Dodał także, że wysłannicy przywódcy talibów mułły Omara usiłowali się w piątek spotkać z przebywającym w Pakistanie brytyjskim premierem Tonym Blairem, jednak ze strony Londynu nie nadeszła żadna odpowiedź na ich propozycję. W piątek Blair, podobnie jak wcześniej Stany Zjednoczone, poparł pakistańską koncepcję rządu koalicyjnego w Afganistanie po obaleniu władzy talibów.
Odrzucając postulat podzielenia się władzą, talibowie lekceważą drugie, po wydaniu Osamy bin Ladena, żądanie Amerykanów, którzy gromadzą wojska u granic Afganistanu. Jeden z byłych liderów mudżahedinów, przebywający na uchodźstwie w Iranie Gulbuddin Hikmetiar, powiedział sobotniemu dziennikowi pakistańskiemu "The Nation", że nie ma już nadziei na pokój w Afganistanie. Jego zdaniem Stany Zjednoczone są tak zdeterminowane, by uderzyć na rządzony przez talibów kraj, że nie ma możliwości uniknięcia wojny.
Hikmetiar twierdzi także, że Amerykanie usiłowali się z nim skontaktować i proponowali współpracę, jednak pokonany przez talibów dowódca odmówił. "Powiedziałem im, że stanę w godzinie kryzysu po stronie swojego narodu" - oznajmił.
Według byłego antysowieckiego bojownika, USA zaatakują Afganistan z powietrza z terytorium postsowieckiego Uzbekistanu. "Później nastąpi operacja lądowa, której celem będzie zajęcie afgańskiego terytorium" - powiedział Hikmetiar.
W wywiadzie zapowiedział także, że w wypadku ataku amerykańskiego dojdzie do zmiany układu sił w samym Afganistanie. Część antytalibskiego Sojuszu Północnego przejdzie na stronę swoich przeciwników, by bronić kraju.
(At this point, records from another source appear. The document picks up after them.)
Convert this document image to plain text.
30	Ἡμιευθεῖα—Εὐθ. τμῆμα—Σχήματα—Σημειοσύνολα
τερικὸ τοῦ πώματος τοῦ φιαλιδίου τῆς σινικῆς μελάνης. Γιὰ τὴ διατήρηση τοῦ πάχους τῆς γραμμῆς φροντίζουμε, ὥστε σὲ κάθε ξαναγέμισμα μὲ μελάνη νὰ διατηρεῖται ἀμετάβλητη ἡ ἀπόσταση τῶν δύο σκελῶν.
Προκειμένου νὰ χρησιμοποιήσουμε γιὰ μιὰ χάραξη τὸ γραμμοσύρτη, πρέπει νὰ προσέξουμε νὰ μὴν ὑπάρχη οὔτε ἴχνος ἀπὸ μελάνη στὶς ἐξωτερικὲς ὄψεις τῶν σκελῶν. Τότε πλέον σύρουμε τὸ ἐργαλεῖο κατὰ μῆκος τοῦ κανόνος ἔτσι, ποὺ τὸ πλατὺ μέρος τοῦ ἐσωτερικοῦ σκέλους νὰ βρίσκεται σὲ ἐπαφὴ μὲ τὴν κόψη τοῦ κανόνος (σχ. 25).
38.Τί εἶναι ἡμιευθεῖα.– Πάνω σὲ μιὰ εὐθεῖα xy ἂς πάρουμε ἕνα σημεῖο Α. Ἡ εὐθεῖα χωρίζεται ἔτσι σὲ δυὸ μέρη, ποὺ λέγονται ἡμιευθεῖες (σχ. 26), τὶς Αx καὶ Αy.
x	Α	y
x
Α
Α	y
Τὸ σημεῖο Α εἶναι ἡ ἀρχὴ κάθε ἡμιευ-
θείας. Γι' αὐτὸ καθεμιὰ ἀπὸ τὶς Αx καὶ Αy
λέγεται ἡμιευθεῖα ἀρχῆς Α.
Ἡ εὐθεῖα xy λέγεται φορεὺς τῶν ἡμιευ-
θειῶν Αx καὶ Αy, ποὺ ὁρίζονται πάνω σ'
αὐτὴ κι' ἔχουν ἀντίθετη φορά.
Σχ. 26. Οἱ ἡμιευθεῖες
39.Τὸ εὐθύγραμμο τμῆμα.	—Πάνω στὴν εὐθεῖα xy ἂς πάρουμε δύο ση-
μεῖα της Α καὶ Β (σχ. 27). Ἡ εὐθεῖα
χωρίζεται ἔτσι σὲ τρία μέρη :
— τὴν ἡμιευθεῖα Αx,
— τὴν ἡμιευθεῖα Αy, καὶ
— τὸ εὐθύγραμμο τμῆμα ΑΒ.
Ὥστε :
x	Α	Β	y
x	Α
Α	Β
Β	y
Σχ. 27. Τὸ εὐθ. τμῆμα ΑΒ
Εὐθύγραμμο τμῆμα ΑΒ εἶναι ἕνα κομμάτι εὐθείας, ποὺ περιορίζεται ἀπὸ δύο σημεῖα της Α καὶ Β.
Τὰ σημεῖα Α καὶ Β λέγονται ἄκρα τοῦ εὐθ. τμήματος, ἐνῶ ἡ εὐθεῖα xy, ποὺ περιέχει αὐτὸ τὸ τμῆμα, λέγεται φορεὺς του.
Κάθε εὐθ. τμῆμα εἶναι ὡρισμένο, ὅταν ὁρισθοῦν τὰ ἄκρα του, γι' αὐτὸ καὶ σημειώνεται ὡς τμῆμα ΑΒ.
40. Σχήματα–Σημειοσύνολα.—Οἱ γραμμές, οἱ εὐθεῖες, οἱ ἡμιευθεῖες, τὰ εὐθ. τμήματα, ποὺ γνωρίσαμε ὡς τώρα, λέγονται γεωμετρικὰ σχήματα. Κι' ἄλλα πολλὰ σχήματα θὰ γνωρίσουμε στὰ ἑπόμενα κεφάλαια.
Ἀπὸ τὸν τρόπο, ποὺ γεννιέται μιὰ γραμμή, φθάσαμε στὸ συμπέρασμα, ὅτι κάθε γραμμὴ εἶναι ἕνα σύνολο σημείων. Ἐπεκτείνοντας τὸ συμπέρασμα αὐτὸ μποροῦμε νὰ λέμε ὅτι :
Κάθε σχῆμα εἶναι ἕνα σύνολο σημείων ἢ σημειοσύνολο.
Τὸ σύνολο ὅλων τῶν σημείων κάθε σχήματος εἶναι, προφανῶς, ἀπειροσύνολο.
Sam Hikmetiar chce także czynnie włączyć się do walki. "Negocjuję z talibami i innymi ugrupowaniami na temat przygotowania narodu do obrony Afganistanu" - powiedział. Według niego amerykańska operacja jedynie skomplikuje sytuację - nie tylko w Afganistanie, ale w całej Azji Środkowej.
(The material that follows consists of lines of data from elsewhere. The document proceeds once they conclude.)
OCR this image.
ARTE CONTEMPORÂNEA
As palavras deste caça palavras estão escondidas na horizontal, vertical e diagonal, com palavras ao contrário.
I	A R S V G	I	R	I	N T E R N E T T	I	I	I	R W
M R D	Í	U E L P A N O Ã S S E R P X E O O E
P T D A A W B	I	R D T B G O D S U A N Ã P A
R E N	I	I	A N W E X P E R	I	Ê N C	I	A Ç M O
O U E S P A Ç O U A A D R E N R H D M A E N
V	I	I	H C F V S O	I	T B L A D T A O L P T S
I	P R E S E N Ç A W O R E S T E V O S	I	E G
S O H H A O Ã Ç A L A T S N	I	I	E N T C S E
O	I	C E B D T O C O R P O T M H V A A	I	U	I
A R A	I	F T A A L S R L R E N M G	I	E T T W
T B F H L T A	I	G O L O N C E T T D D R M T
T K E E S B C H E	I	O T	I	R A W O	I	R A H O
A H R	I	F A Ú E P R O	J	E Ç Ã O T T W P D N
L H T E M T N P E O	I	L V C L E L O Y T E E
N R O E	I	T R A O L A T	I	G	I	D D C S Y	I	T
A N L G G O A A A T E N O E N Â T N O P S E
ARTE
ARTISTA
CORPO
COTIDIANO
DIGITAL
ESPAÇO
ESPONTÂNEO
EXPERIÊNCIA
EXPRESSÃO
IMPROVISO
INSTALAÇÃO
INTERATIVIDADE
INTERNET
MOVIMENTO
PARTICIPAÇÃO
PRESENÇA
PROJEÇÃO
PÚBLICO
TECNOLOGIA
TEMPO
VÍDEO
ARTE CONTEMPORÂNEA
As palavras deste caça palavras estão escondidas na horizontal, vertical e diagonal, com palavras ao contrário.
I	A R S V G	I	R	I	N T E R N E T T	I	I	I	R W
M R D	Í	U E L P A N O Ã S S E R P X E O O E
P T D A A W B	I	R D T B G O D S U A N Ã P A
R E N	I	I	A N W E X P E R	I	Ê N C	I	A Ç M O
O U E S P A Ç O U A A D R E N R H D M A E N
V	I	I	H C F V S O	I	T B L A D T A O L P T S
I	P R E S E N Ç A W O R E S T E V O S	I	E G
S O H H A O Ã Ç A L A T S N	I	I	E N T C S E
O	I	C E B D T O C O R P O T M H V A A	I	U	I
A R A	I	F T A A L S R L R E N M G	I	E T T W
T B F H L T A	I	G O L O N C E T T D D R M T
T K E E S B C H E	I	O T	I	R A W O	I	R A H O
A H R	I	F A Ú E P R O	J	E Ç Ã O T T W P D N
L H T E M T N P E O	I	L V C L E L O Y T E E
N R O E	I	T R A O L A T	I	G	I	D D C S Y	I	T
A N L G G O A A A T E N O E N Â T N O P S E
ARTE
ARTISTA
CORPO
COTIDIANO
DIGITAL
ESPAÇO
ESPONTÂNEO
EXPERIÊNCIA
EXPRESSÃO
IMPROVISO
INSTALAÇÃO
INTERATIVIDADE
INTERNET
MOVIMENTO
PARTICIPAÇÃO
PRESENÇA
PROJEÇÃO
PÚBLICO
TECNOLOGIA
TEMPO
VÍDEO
Tymczasem w piątek wieczorem wylądował w Delhi premier Wielkiej Brytanii Tony Blair. Przybył do Delhi w ramach budowy szerokiej koalicji antyterrorystycznej po wrześniowym ataku na USA, spotka się w sobotę z szefem rządu indyjskiego Atalem Behari Vajpayee'em.
Blair przyleciał do stolicy Indii z Islamabadu, gdzie konferował z prezydentem Pakistanu Pervezem Musharrafem. Wcześniej w Moskwie spotkał się z prezydentem Rosji Władimirem Putinem. W Islamabadzie Blair oświadczył, że zamachy z 11 września nie były zbrodniami przeciwko Zachodowi, lecz przeciwko ludzkości. Z wielkim uznaniem odniósł się do stanowiska Pakistanu, który - jak powiedział - "wybrał właściwą drogę ku demokracji".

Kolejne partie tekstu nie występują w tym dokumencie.